Many facilities use radioactive materials that are in a solid (e.g.,
powder), liquid or gaseous state. Such facilities include hospitals,
universities, and manufacturers of radionuclide products. Unsealed
sources of radioactive material are more easily dispersed into the
facility and the environment than are sealed sources. Contamination
by, and ingestion or inhalation of, radioactive material must be
considered in planning for emergencies involving unsealed sources.
4.1.3

Machine Produced Radiation

This category includes x-ray machines, x-ray fluorescence equipment, x-ray diffraction equipment, particle accelerators, and any
other electronic equipment which may produce ionizing radiation.
Except where activation of components is possible, the radiation
exists only while the machine is operating. Emergencies associated
with radiation-producing equipment usually involve a limited number of individuals.

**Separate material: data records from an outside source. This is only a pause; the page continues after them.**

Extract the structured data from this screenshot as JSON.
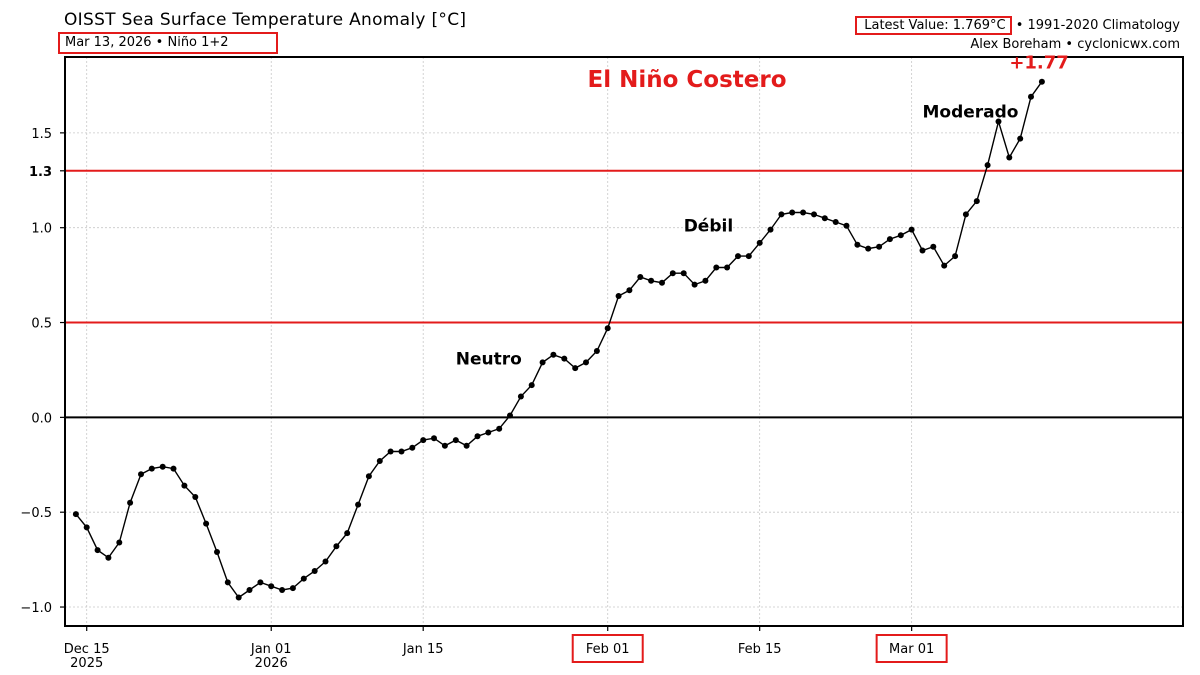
{
  "header": {
    "title": "OISST Sea Surface Temperature Anomaly [°C]",
    "subtitle": "Mar 13, 2026 • Niño 1+2",
    "latest_value": "Latest Value: 1.769°C",
    "climatology": "• 1991-2020 Climatology",
    "credit": "Alex Boreham • cyclonicwx.com"
  },
  "colors": {
    "threshold_line": "#e31b1b",
    "annotation_red": "#e31b1b",
    "series": "#000000",
    "grid": "#c8c8c8",
    "zero_line": "#000000"
  },
  "chart_data": {
    "type": "line",
    "title": "El Niño Costero",
    "xlabel": "",
    "ylabel": "",
    "ylim": [
      -1.1,
      1.9
    ],
    "xlim": [
      "2025-12-13",
      "2026-03-26"
    ],
    "grid": true,
    "yticks": [
      {
        "value": -1.0,
        "label": "−1.0"
      },
      {
        "value": -0.5,
        "label": "−0.5"
      },
      {
        "value": 0.0,
        "label": "0.0"
      },
      {
        "value": 0.5,
        "label": "0.5"
      },
      {
        "value": 1.0,
        "label": "1.0"
      },
      {
        "value": 1.3,
        "label": "1.3",
        "bold": true
      },
      {
        "value": 1.5,
        "label": "1.5"
      }
    ],
    "xticks": [
      {
        "date": "2025-12-15",
        "label": "Dec 15",
        "label2": "2025"
      },
      {
        "date": "2026-01-01",
        "label": "Jan 01",
        "label2": "2026"
      },
      {
        "date": "2026-01-15",
        "label": "Jan 15",
        "label2": ""
      },
      {
        "date": "2026-02-01",
        "label": "Feb 01",
        "label2": "",
        "boxed": true
      },
      {
        "date": "2026-02-15",
        "label": "Feb 15",
        "label2": ""
      },
      {
        "date": "2026-03-01",
        "label": "Mar 01",
        "label2": "",
        "boxed": true
      }
    ],
    "thresholds": [
      0.5,
      1.3
    ],
    "annotations": [
      {
        "text": "Neutro",
        "date": "2026-01-18",
        "y": 0.28
      },
      {
        "text": "Débil",
        "date": "2026-02-08",
        "y": 0.98
      },
      {
        "text": "Moderado",
        "date": "2026-03-02",
        "y": 1.58
      },
      {
        "text": "+1.77",
        "date": "2026-03-10",
        "y": 1.84,
        "red": true
      }
    ],
    "series": [
      {
        "start_date": "2025-12-14",
        "values": [
          -0.51,
          -0.58,
          -0.7,
          -0.74,
          -0.66,
          -0.45,
          -0.3,
          -0.27,
          -0.26,
          -0.27,
          -0.36,
          -0.42,
          -0.56,
          -0.71,
          -0.87,
          -0.95,
          -0.91,
          -0.87,
          -0.89,
          -0.91,
          -0.9,
          -0.85,
          -0.81,
          -0.76,
          -0.68,
          -0.61,
          -0.46,
          -0.31,
          -0.23,
          -0.18,
          -0.18,
          -0.16,
          -0.12,
          -0.11,
          -0.15,
          -0.12,
          -0.15,
          -0.1,
          -0.08,
          -0.06,
          0.01,
          0.11,
          0.17,
          0.29,
          0.33,
          0.31,
          0.26,
          0.29,
          0.35,
          0.47,
          0.64,
          0.67,
          0.74,
          0.72,
          0.71,
          0.76,
          0.76,
          0.7,
          0.72,
          0.79,
          0.79,
          0.85,
          0.85,
          0.92,
          0.99,
          1.07,
          1.08,
          1.08,
          1.07,
          1.05,
          1.03,
          1.01,
          0.91,
          0.89,
          0.9,
          0.94,
          0.96,
          0.99,
          0.88,
          0.9,
          0.8,
          0.85,
          1.07,
          1.14,
          1.33,
          1.56,
          1.37,
          1.47,
          1.69,
          1.77
        ]
      }
    ]
  }
}
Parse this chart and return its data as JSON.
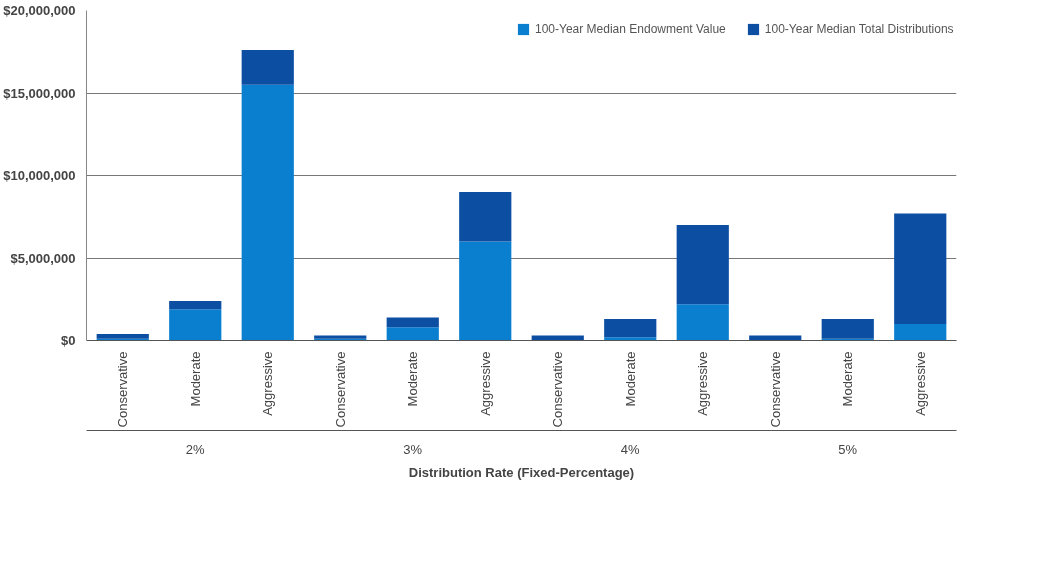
{
  "chart_data": {
    "type": "bar",
    "stacked": true,
    "xlabel": "Distribution Rate (Fixed-Percentage)",
    "categories": [
      "Conservative",
      "Moderate",
      "Aggressive",
      "Conservative",
      "Moderate",
      "Aggressive",
      "Conservative",
      "Moderate",
      "Aggressive",
      "Conservative",
      "Moderate",
      "Aggressive"
    ],
    "annotations": [
      "2%",
      "3%",
      "4%",
      "5%"
    ],
    "series": [
      {
        "name": "100-Year Median Endowment Value",
        "color": "#0a7fcf",
        "values": [
          100000,
          1900000,
          15500000,
          100000,
          800000,
          6000000,
          null,
          200000,
          2200000,
          null,
          100000,
          1000000
        ]
      },
      {
        "name": "100-Year Median Total Distributions",
        "color": "#0b4ea2",
        "values": [
          300000,
          500000,
          2100000,
          200000,
          600000,
          3000000,
          300000,
          1100000,
          4800000,
          300000,
          1200000,
          6700000
        ]
      }
    ],
    "ylim": [
      0,
      20000000
    ],
    "yticks": [
      {
        "value": 0,
        "label": "$0"
      },
      {
        "value": 5000000,
        "label": "$5,000,000"
      },
      {
        "value": 10000000,
        "label": "$10,000,000"
      },
      {
        "value": 15000000,
        "label": "$15,000,000"
      },
      {
        "value": 20000000,
        "label": "$20,000,000"
      }
    ],
    "grid": "y",
    "legend": "top right"
  }
}
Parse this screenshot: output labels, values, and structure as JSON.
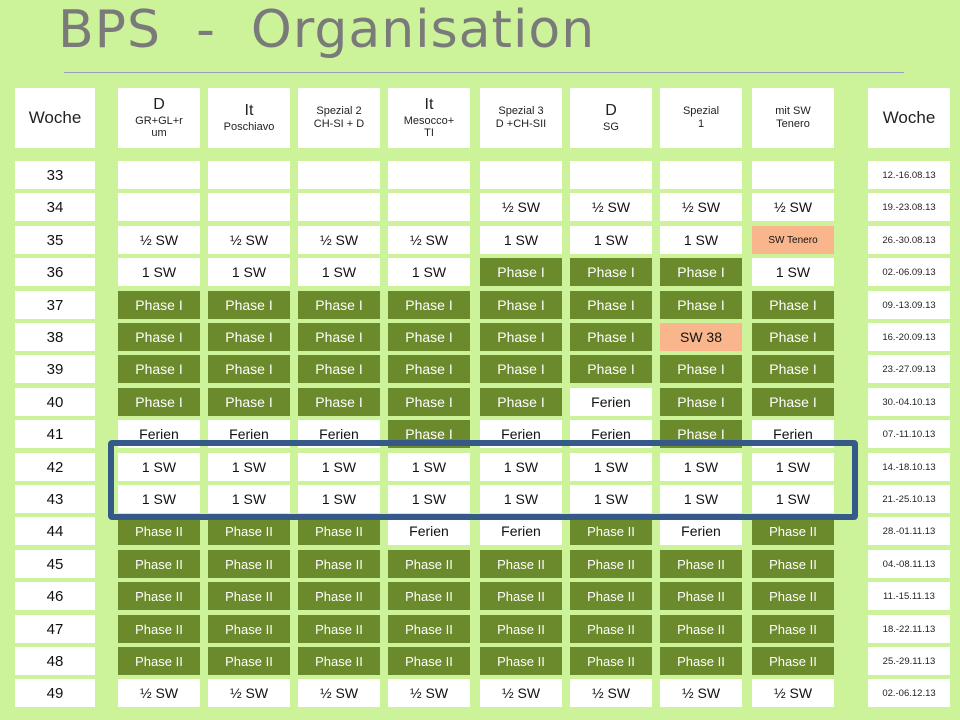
{
  "title": "BPS  -  Organisation",
  "columns": [
    {
      "line1": "D",
      "line2": "GR+GL+r",
      "line3": "um"
    },
    {
      "line1": "It",
      "line2": "Poschiavo",
      "line3": ""
    },
    {
      "line1": "Spezial 2",
      "line2": "CH-SI  + D",
      "line3": ""
    },
    {
      "line1": "It",
      "line2": "Mesocco+",
      "line3": "TI"
    },
    {
      "line1": "Spezial 3",
      "line2": "D +CH-SII",
      "line3": ""
    },
    {
      "line1": "D",
      "line2": "SG",
      "line3": ""
    },
    {
      "line1": "Spezial",
      "line2": "1",
      "line3": ""
    },
    {
      "line1": "mit SW",
      "line2": "Tenero",
      "line3": ""
    }
  ],
  "woche_label_left": "Woche",
  "woche_label_right": "Woche",
  "rows": [
    {
      "week": "33",
      "dates": "12.-16.08.13",
      "cells": [
        "",
        "",
        "",
        "",
        "",
        "",
        "",
        ""
      ]
    },
    {
      "week": "34",
      "dates": "19.-23.08.13",
      "cells": [
        "",
        "",
        "",
        "",
        "½ SW",
        "½ SW",
        "½ SW",
        "½ SW"
      ]
    },
    {
      "week": "35",
      "dates": "26.-30.08.13",
      "cells": [
        "½ SW",
        "½ SW",
        "½ SW",
        "½ SW",
        "1 SW",
        "1 SW",
        "1 SW",
        "SW Tenero"
      ]
    },
    {
      "week": "36",
      "dates": "02.-06.09.13",
      "cells": [
        "1 SW",
        "1 SW",
        "1 SW",
        "1 SW",
        "Phase I",
        "Phase I",
        "Phase I",
        "1 SW"
      ]
    },
    {
      "week": "37",
      "dates": "09.-13.09.13",
      "cells": [
        "Phase I",
        "Phase I",
        "Phase I",
        "Phase I",
        "Phase I",
        "Phase I",
        "Phase I",
        "Phase I"
      ]
    },
    {
      "week": "38",
      "dates": "16.-20.09.13",
      "cells": [
        "Phase I",
        "Phase I",
        "Phase I",
        "Phase I",
        "Phase I",
        "Phase I",
        "SW 38",
        "Phase I"
      ]
    },
    {
      "week": "39",
      "dates": "23.-27.09.13",
      "cells": [
        "Phase I",
        "Phase I",
        "Phase I",
        "Phase I",
        "Phase I",
        "Phase I",
        "Phase I",
        "Phase I"
      ]
    },
    {
      "week": "40",
      "dates": "30.-04.10.13",
      "cells": [
        "Phase I",
        "Phase I",
        "Phase I",
        "Phase I",
        "Phase I",
        "Ferien",
        "Phase I",
        "Phase I"
      ]
    },
    {
      "week": "41",
      "dates": "07.-11.10.13",
      "cells": [
        "Ferien",
        "Ferien",
        "Ferien",
        "Phase I",
        "Ferien",
        "Ferien",
        "Phase I",
        "Ferien"
      ]
    },
    {
      "week": "42",
      "dates": "14.-18.10.13",
      "cells": [
        "1 SW",
        "1 SW",
        "1 SW",
        "1 SW",
        "1 SW",
        "1 SW",
        "1 SW",
        "1 SW"
      ]
    },
    {
      "week": "43",
      "dates": "21.-25.10.13",
      "cells": [
        "1 SW",
        "1 SW",
        "1 SW",
        "1 SW",
        "1 SW",
        "1 SW",
        "1 SW",
        "1 SW"
      ]
    },
    {
      "week": "44",
      "dates": "28.-01.11.13",
      "cells": [
        "Phase II",
        "Phase II",
        "Phase II",
        "Ferien",
        "Ferien",
        "Phase II",
        "Ferien",
        "Phase II"
      ]
    },
    {
      "week": "45",
      "dates": "04.-08.11.13",
      "cells": [
        "Phase II",
        "Phase II",
        "Phase II",
        "Phase II",
        "Phase II",
        "Phase II",
        "Phase II",
        "Phase II"
      ]
    },
    {
      "week": "46",
      "dates": "11.-15.11.13",
      "cells": [
        "Phase II",
        "Phase II",
        "Phase II",
        "Phase II",
        "Phase II",
        "Phase II",
        "Phase II",
        "Phase II"
      ]
    },
    {
      "week": "47",
      "dates": "18.-22.11.13",
      "cells": [
        "Phase II",
        "Phase II",
        "Phase II",
        "Phase II",
        "Phase II",
        "Phase II",
        "Phase II",
        "Phase II"
      ]
    },
    {
      "week": "48",
      "dates": "25.-29.11.13",
      "cells": [
        "Phase II",
        "Phase II",
        "Phase II",
        "Phase II",
        "Phase II",
        "Phase II",
        "Phase II",
        "Phase II"
      ]
    },
    {
      "week": "49",
      "dates": "02.-06.12.13",
      "cells": [
        "½ SW",
        "½ SW",
        "½ SW",
        "½ SW",
        "½ SW",
        "½ SW",
        "½ SW",
        "½ SW"
      ]
    }
  ],
  "colors": {
    "background": "#ccf29a",
    "phase_cell": "#6b8a2c",
    "white_cell": "#ffffff",
    "sw38_cell": "#f9b68c",
    "highlight_border": "#355a8a"
  }
}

4.2 Emergencies for Which a Plan May Be Necessary

Radiation emergencies are unplanned events which reduce the
level of radiation safety for individuals working in the facility or for

the general public. Unexpected events which have the potential for
release of radioactive material beyond the bounds of a facility or
have the potential for exposure or involvement of the general public
should be considered in constructing an emergency plan. All potential emergencies require a plan of action.
There is a large variety of potential emergencies which may occur.
In planning for these, it is important that plans not go beyond a
credible worst case situation to ensure an appropriate level of
response. This section provides information which the emergency
planner can consider in constructing an emergency plan. A number
of emergency situations are discussed in Section 4.5. These are presented as typical and are not intended to include all possible emergencies.